The state statistics service's final adjusted figure of a 9.9 percent contraction in the gross domestic product was an improvement on the 10.4 percent drop forecast by the government at the end of last year.
But it was worse than the drop of nearly seven percent recorded in 2014 -- the year the former Soviet country erupted in chaos that resulted in the downfall of its Russian-backed leadership and the outbreak of an eastern separatist revolt.
The east European nation of slightly over 40 million has now been riven by a 23-month conflict that has claimed the lives of nearly 9,200 people and effectively paralysed its industrial heartland.
A nearly two-month-long political crisis that saw the prime minister survive a no confidence vote and Ukraine's stalled fight against corruption have delayed the disbursement of crucial IMF aid.

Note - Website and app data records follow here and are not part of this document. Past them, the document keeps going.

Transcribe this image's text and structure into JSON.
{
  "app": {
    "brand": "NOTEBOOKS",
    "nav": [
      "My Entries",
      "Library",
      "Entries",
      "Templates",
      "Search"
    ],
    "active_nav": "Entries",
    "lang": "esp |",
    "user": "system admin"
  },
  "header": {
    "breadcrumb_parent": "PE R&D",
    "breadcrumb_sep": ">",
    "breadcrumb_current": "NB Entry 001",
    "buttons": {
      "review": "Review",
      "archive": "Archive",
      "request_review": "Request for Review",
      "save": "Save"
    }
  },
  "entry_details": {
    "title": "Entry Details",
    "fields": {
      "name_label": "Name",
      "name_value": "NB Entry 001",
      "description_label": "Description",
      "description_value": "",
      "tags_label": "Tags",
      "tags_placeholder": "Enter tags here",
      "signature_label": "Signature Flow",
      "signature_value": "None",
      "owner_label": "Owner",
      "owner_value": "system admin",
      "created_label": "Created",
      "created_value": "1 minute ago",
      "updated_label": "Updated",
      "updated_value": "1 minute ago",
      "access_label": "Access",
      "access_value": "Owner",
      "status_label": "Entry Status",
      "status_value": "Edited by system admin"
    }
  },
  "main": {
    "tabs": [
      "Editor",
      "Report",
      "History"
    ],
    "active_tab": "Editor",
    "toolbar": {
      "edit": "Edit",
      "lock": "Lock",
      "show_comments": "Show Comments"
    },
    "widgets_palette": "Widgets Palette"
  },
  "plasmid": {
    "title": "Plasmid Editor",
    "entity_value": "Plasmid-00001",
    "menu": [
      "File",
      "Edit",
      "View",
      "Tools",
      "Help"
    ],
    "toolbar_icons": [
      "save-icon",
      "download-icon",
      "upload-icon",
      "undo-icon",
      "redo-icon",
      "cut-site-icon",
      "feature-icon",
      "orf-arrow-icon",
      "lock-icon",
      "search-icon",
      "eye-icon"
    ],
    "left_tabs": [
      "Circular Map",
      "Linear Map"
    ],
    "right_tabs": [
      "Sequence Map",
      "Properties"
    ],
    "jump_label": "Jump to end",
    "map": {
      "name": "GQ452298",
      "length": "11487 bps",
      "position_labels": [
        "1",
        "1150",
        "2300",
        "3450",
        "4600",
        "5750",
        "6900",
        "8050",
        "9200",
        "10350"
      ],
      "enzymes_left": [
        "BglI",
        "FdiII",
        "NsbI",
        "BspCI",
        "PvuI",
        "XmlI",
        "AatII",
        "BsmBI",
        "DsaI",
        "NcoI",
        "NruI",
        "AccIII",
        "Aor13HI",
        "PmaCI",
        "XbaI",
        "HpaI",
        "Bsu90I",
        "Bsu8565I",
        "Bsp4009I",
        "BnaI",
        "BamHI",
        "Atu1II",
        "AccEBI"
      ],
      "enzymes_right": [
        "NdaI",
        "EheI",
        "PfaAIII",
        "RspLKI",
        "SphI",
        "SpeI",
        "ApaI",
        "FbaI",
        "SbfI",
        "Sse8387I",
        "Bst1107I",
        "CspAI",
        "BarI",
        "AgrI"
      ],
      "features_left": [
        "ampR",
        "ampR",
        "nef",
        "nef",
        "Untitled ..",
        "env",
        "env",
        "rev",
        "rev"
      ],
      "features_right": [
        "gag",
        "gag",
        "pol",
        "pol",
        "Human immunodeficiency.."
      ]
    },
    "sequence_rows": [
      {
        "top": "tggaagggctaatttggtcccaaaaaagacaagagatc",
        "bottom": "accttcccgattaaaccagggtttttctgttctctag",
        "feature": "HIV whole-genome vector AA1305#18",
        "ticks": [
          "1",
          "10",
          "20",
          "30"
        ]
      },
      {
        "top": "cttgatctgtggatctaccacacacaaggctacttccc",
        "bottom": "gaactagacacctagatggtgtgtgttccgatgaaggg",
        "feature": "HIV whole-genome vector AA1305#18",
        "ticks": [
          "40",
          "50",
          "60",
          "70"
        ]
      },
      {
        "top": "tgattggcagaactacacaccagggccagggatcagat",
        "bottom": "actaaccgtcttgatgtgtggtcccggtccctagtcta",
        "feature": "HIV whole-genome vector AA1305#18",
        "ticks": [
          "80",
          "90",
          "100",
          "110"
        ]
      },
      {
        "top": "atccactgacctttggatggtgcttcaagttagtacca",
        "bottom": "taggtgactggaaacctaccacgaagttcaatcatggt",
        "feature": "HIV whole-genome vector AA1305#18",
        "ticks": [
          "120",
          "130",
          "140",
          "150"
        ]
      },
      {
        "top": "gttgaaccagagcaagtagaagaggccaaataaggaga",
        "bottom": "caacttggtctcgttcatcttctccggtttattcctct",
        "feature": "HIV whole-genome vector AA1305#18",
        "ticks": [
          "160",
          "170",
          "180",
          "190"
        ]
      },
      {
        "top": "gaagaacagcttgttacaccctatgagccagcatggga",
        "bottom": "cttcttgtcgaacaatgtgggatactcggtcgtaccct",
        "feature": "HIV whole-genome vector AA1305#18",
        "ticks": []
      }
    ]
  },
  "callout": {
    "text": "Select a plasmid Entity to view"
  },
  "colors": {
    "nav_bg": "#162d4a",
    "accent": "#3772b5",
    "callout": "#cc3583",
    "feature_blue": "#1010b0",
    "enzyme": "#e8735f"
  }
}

Ukraine has further been hurt by a trade war with Russia and a drop in the global price of its wheat and steel exports.
But Ukraine's central bank still expects the economy to expand by 1.1 percent this year.
Ukraine's Finance Minister Natalie Jaresko said last week that she was downgrading her government's initial two-percent growth projection to one percent because of persistent problems in the agricultural and metals manufacturing sectors.
The state statistics service's breakdown of data showed the largest drops affecting consumer spending and banks.
It said that "financial and insurance activity" had contracted by 27.7 percent while wholesale and retail trade fell by 16.8 percent.
It also reported a 24.4 percent drop in the general services sector.
Activity in country's health services picked up by 2.3 percent -- the only part of the economy to record any growth.
Ukraine's currency, the hryvnia, has lost about two third of its value against the dollar between the start of 2014 and the end of last year.